Ничей — до безобразия!
А за сердце берет…
(«Народ», 1995)
Глеб Горбовский приходит к пониманию того, что главная причина народных бед и потерь — в безверии, в потере Христа. Он и себя винит за былую гибельность безверия. В покаянном пути поэта, к счастью для читателя, нет никакой натужности, фальшивого назидания других, модного ныне карательного неофитства, бахвальства обретенным даром. Вот бы поучиться у него нынешним молодым самоуверенным неохристианам.
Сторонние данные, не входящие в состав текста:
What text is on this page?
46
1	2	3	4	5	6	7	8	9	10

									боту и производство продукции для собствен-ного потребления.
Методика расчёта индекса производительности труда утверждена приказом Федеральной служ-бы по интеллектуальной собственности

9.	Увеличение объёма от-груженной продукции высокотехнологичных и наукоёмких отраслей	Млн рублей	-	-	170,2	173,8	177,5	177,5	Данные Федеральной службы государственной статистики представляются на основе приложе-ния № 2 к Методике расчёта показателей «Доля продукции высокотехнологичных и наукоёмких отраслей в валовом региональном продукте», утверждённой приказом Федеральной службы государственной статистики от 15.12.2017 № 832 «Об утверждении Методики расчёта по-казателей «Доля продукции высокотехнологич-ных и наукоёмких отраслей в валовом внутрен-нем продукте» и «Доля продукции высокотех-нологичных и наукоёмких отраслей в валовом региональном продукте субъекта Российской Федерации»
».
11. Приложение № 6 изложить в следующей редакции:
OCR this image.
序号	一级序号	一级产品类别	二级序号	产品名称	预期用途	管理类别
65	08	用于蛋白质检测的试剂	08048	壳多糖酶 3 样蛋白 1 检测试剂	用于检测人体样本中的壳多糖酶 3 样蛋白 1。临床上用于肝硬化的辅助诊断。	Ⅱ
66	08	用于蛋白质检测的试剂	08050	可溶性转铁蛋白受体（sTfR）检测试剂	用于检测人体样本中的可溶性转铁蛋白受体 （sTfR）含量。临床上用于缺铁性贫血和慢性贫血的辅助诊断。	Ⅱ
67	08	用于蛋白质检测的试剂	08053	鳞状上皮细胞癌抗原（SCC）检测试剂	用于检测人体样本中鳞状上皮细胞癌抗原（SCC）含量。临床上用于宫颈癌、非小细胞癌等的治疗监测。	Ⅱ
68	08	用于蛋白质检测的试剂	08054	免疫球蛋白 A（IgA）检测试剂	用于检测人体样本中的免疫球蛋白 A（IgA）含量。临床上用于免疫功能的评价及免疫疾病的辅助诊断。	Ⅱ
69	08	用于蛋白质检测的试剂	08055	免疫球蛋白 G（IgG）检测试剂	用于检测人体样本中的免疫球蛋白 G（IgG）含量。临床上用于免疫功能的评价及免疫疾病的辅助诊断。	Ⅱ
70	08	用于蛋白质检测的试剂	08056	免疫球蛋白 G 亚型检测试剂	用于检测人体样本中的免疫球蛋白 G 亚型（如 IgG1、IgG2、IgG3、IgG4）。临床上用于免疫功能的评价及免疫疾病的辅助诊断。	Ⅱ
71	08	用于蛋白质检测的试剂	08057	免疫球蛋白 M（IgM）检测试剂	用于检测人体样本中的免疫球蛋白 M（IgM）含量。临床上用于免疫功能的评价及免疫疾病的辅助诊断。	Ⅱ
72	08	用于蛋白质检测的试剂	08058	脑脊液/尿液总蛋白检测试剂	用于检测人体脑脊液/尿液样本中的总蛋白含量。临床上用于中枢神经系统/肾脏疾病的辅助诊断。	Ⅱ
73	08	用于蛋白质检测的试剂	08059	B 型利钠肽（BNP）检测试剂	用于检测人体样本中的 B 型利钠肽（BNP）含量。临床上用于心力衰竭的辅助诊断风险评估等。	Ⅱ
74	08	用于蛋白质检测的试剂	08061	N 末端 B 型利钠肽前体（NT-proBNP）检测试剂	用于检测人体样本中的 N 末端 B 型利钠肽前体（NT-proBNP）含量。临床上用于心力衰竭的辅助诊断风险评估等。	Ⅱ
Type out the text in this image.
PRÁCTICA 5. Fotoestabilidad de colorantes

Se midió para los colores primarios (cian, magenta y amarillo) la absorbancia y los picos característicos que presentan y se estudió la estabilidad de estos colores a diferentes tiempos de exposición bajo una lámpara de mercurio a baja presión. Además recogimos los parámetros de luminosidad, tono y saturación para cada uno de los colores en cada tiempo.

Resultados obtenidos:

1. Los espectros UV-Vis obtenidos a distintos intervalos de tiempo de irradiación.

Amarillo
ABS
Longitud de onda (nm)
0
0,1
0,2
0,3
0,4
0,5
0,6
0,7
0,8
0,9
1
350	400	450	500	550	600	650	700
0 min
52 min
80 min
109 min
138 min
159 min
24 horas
Для меня одно из лучших стихотворений этого периода — «Предчувствие», посвященное Владимиру Крупину:
Как сердцу матери дано
В снах разглядеть погибель сына,
Как свет вкушать, когда темно,
Любовь способна в днях рутинных,
Как прорицатель сквозь года
Провидит нечто, как сквозь воду,
Так я — чрез истину Христа —
Уже предчувствую Свободу!
(1989)
Может быть, на этой гармоничной ноте и следовало бы закончить статью, если бы само время не взорвало не только обретенную поэтом гармонию, но и гармонию всего народа, всей культуры. Пущенную перестройщиками под откос Россию поэт принимать не хотел. Все в нем бунтовало против этого нового разлома. Еще глубже пролегла черта между ним и совершенно чуждыми ему «чистыми поэтами», взявшимися обслуживать новую власть или уехавшими осваивать новые берега и новые дали.
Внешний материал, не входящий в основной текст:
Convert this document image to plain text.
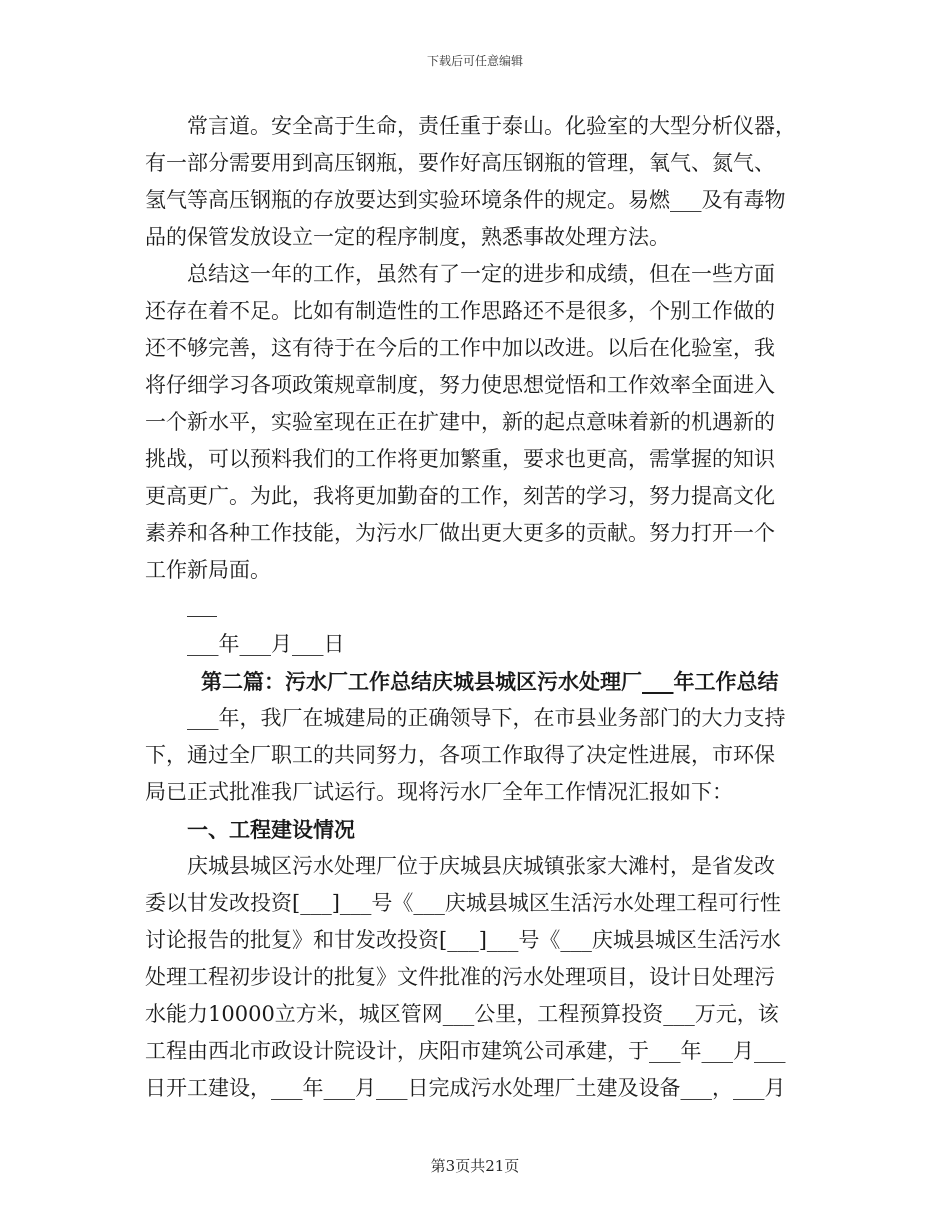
下载后可任意编辑
常言道。安全高于生命，责任重于泰山。化验室的大型分析仪器，
有一部分需要用到高压钢瓶，要作好高压钢瓶的管理，氧气、氮气、
氢气等高压钢瓶的存放要达到实验环境条件的规定。易燃___及有毒物
品的保管发放设立一定的程序制度，熟悉事故处理方法。
总结这一年的工作，虽然有了一定的进步和成绩，但在一些方面
还存在着不足。比如有制造性的工作思路还不是很多，个别工作做的
还不够完善，这有待于在今后的工作中加以改进。以后在化验室，我
将仔细学习各项政策规章制度，努力使思想觉悟和工作效率全面进入
一个新水平，实验室现在正在扩建中，新的起点意味着新的机遇新的
挑战，可以预料我们的工作将更加繁重，要求也更高，需掌握的知识
更高更广。为此，我将更加勤奋的工作，刻苦的学习，努力提高文化
素养和各种工作技能，为污水厂做出更大更多的贡献。努力打开一个
工作新局面。
___年___月___日
第二篇：污水厂工作总结庆城县城区污水处理厂___年工作总结
___年，我厂在城建局的正确领导下，在市县业务部门的大力支持
下，通过全厂职工的共同努力，各项工作取得了决定性进展，市环保
局已正式批准我厂试运行。现将污水厂全年工作情况汇报如下：
一、工程建设情况
庆城县城区污水处理厂位于庆城县庆城镇张家大滩村，是省发改
委以甘发改投资[___]___号《___庆城县城区生活污水处理工程可行性
讨论报告的批复》和甘发改投资[___]___号《___庆城县城区生活污水
处理工程初步设计的批复》文件批准的污水处理项目，设计日处理污
水能力10000立方米，城区管网___公里，工程预算投资___万元，该
工程由西北市政设计院设计，庆阳市建筑公司承建，于___年___月___
日开工建设，___年___月___日完成污水处理厂土建及设备___，___月
第3页共21页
За столом — коньячно, весело,
Словеса, как муравьи…
Вот и пойте свои песенки,
А я спою — свои…
Толя Найман, Бродский, Бобышев —
Вьюга дунет — улетят.
Соловьи… А я — воробышек.
Мне — плебса не простят.
(«За столом — коньячно, весело…», 1997)
Как пишет поэт в воспоминаниях, разрыв случился еще до перестройки, перед отъездом Бродского в США: «Произошло как бы негласное отлучение меня от клана „чистых поэтов“, от его авангарда, тогда как прежде почти дружили, дружили, несмотря на то, что изначально в своей писанине был я весьма и весьма чужероден творчеству этих высокоодаренных умельцев поэтического цеха. Прежнее протестантство мое выражалось для них скорей всего в неприкаянности постесенинского лирического бродяги, в аполитичном, стихийно-органичном эгоцентризме, в направленном нетрезвого происхождения словесном экстремизме, с которым… приходилось расставаться, так как душенька моя неизбежно мягчала, предпочитая „реакционную“ службу лада и смирения расчетливо-новаторской службе конфронтации и мировоззренческой смуты».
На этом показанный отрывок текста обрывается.